Some directors and some UNA/UBC staff argue that we have a responsibility to reduce our use of cars. That's a laudable goal if resident cars are the course of the world's problems. They're not; at least not all of them. The university sells it's large scale development plans by claiming to reduce resident traffic on and off campus yet simultaneously increases the destination attractions of campus - the Thunderbird Fields developments and the commercialization and marketing of Westbrook Village as a regional destination (check their web page) -
It's nice to be the lab rats in a living laboratory -sometimes. But there does comes a time when the animals in the lab have to stand up and say enough is enough. It seems to me that we've come to that point in time and the university's use of residents as a laboratory has to change.
What I have seen over more than a decade of living in Hawthorn Place is that by and large parking is not a consistent problem or concern. In the aggregate there is sufficient on-street and underground parking to accommodate all resident parking needs. The real and significant parking problems are all external to the resident community.
The parking problems can be thought of as - (1) external to resident parking pressure and (2) problems that arise as a consequence of our attempts to regulate parking.

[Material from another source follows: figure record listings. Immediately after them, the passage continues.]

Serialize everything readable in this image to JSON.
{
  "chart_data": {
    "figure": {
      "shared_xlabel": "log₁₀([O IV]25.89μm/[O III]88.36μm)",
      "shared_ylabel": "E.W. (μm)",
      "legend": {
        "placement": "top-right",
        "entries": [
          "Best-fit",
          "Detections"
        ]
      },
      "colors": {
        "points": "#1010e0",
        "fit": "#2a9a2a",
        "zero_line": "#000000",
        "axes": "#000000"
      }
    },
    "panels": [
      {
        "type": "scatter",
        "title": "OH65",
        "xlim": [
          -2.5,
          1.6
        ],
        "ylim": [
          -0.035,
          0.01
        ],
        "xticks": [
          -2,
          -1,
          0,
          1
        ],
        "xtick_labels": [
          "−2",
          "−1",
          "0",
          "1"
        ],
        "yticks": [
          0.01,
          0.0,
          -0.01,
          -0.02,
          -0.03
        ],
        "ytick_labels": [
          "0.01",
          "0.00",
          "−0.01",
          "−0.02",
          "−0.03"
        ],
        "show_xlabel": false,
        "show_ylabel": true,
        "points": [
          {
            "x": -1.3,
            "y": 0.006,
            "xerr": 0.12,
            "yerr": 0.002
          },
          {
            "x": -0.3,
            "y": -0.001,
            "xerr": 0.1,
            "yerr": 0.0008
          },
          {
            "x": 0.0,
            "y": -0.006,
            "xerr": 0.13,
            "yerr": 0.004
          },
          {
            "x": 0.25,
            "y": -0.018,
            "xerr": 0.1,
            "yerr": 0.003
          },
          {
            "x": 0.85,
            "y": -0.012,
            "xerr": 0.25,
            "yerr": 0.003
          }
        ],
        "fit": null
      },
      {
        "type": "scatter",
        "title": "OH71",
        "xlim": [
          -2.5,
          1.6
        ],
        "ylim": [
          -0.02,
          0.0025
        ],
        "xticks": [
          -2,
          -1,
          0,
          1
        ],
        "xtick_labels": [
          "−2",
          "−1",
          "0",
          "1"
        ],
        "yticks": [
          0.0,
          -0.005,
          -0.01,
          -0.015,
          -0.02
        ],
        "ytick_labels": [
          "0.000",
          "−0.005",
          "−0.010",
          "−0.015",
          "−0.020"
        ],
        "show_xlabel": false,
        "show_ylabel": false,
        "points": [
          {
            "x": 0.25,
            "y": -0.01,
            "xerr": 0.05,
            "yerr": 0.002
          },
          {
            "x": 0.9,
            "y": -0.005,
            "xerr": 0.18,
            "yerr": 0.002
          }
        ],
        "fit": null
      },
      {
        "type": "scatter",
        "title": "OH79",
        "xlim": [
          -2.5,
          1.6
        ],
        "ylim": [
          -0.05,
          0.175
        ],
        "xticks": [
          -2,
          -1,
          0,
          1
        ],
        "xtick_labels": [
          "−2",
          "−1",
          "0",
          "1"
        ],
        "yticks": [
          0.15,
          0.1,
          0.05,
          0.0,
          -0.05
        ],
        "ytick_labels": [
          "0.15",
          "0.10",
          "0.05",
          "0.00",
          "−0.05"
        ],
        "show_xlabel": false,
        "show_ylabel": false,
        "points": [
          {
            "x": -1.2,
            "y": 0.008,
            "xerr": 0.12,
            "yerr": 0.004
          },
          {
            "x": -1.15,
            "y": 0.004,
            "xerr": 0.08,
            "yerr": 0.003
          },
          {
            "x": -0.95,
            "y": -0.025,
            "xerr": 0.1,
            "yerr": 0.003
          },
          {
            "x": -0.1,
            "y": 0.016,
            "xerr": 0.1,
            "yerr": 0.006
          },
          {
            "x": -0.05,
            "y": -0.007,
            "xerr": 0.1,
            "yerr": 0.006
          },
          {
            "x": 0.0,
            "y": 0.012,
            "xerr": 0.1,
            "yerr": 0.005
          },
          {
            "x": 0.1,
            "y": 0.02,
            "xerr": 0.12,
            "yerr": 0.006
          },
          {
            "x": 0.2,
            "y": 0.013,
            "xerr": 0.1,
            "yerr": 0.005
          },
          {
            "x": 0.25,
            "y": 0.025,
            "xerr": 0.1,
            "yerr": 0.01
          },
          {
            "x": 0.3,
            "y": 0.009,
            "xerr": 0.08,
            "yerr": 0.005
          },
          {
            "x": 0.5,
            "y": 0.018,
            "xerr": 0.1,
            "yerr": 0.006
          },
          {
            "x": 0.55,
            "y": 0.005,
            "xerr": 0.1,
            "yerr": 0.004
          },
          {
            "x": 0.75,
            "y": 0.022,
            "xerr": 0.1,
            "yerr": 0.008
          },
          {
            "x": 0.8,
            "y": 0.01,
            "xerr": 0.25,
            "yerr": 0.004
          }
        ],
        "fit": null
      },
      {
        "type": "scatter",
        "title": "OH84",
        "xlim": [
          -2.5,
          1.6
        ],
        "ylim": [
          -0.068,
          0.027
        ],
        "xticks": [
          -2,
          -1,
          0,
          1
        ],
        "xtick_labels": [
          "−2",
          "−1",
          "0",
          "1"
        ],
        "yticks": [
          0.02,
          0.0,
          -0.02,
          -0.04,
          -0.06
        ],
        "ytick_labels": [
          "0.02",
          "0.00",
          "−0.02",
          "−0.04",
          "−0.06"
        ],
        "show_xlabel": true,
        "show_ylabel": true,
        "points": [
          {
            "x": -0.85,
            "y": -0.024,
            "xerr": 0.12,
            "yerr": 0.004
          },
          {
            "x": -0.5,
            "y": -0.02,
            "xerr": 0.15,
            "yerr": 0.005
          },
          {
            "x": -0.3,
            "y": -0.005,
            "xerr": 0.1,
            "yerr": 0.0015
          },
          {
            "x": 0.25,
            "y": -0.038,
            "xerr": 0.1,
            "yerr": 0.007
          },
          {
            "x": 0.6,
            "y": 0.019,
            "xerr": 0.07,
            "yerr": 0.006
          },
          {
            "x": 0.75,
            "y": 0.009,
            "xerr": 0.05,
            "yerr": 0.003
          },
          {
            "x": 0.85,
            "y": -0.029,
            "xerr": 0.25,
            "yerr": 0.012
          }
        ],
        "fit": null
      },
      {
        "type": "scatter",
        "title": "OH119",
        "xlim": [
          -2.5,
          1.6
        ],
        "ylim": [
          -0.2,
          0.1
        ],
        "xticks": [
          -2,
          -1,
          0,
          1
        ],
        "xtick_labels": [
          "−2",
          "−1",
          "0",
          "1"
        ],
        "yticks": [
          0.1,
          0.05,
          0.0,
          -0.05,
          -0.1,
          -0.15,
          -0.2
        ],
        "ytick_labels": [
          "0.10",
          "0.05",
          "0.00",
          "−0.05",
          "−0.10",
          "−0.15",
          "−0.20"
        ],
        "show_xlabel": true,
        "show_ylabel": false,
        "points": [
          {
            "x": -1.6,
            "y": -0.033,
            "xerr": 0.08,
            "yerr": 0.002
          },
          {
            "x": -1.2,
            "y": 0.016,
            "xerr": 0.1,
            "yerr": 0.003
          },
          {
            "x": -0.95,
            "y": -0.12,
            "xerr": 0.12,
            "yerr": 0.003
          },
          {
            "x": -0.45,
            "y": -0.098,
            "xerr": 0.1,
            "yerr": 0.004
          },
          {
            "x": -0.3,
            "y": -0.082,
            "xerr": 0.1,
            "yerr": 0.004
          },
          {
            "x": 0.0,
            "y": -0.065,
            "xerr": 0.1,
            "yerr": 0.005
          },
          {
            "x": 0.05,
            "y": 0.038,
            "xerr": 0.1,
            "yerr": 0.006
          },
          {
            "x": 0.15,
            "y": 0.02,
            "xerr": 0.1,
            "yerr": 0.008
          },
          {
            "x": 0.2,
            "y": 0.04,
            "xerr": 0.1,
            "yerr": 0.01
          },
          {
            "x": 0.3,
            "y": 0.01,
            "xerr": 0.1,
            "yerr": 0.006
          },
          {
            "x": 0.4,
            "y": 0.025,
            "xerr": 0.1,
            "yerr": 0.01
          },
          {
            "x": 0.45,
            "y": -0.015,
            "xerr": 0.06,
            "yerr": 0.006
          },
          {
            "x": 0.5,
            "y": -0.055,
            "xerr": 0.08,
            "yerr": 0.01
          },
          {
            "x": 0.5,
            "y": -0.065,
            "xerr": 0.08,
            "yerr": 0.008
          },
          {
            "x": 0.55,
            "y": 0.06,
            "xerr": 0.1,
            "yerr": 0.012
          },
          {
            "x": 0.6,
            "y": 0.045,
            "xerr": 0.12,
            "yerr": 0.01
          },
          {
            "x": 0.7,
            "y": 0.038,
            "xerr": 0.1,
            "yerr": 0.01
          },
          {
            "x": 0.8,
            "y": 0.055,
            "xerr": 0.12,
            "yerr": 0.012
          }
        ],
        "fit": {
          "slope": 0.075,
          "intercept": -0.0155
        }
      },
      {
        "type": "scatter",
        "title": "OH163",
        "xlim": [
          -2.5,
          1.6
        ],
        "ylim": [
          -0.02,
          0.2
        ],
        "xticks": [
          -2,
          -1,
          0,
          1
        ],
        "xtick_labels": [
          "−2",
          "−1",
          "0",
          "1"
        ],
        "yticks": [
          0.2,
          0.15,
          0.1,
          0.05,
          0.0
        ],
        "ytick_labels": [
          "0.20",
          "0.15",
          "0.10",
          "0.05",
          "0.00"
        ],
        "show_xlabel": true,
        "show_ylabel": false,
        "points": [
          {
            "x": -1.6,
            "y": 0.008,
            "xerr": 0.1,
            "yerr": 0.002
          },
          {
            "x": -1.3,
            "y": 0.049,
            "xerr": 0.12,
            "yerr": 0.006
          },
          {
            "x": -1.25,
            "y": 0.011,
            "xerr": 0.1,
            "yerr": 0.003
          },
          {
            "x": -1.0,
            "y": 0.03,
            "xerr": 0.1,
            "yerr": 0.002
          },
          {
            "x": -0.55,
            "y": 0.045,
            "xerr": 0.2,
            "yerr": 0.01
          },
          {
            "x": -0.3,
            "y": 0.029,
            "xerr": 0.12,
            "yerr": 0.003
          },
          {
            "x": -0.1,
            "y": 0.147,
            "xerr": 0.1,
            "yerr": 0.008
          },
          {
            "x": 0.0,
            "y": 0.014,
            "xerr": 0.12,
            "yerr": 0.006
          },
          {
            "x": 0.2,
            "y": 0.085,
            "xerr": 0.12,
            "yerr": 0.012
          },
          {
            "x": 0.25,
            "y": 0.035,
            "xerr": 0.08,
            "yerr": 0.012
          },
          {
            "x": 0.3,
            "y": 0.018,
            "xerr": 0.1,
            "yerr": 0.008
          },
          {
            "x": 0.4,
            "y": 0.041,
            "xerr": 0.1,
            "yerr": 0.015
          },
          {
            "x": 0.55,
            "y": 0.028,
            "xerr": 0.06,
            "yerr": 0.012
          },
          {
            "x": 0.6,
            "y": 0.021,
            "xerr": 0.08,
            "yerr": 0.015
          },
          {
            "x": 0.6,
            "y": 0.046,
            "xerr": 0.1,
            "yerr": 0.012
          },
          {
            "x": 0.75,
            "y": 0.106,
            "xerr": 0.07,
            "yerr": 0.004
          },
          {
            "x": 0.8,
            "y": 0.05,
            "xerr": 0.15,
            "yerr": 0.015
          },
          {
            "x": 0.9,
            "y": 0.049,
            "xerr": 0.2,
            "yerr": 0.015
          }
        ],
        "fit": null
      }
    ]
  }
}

(1) external to resident parking pressure arises from two general sources – (a) regular users of the campus who do not currently live on campus (b) destination traffic (recurrent community sports use, recurrent use of commercial centres, special sports or entertainment events). UBC has done a decent job regulating and controlling special event traffic issues. The problems here arises from the recurrent users of areas like Thunderbird fields and the arena. Very likely modest changes to the restricted parking hours can deal with the recurrent weekend users of the fields. One thing that athletics might do is to charge community user groups (kids soccer) a parking surcharge that would be paid to the UNA to assist with our parking regulation. At the moment, allowing spill over parking into Hawthorn and/or Hampton (and now into the UHS parking lot) externalizes a cost and transfers it to our community. This cost of parking regulation is rightly part of the costs of operation of the athletics fields. Currently, though we are absorbing it and paying a per capita fee to Athletics to boot.
(2) Our own parking regulations create their own unintended consequences. Some individuals are attempting to resell parking passes and thus capitalizing upon our system and contributing to undermining it. This is a combination between a failure on our community’s part to inculcate a sense of social connection and a dominant cultural idea of our society that an individual has a right to profit from anything. In combination it undermines the social well being to enhance an individual’s personal benefit. But, that is what market capitalism is all about – self interest.
I tend to think, and the observations that I have made over more than a decade tend to suggest (which sometimes have involved detailed recording of vehicle license plates and parking frequency etc), that the serious problem for parking comes from the external parking pressure and that by in large there is sufficient surplus space to accommodate resident parking. Yet, all of our plans for parking have focused upon regulating residents and placing the costs and expenses onto residents. This is a double taxation in several senses. First, we are already paying taxes to BC and UBC. Second we are having to pay a fee to the UNA. Third, we are paying the parking costs for the commercial activities of UBC Athletics and the Wesbrook Village (UBCPT) merchants.
We really need to find a way to attend to the actual cause of our parking problems, not target residents as the easiest way out.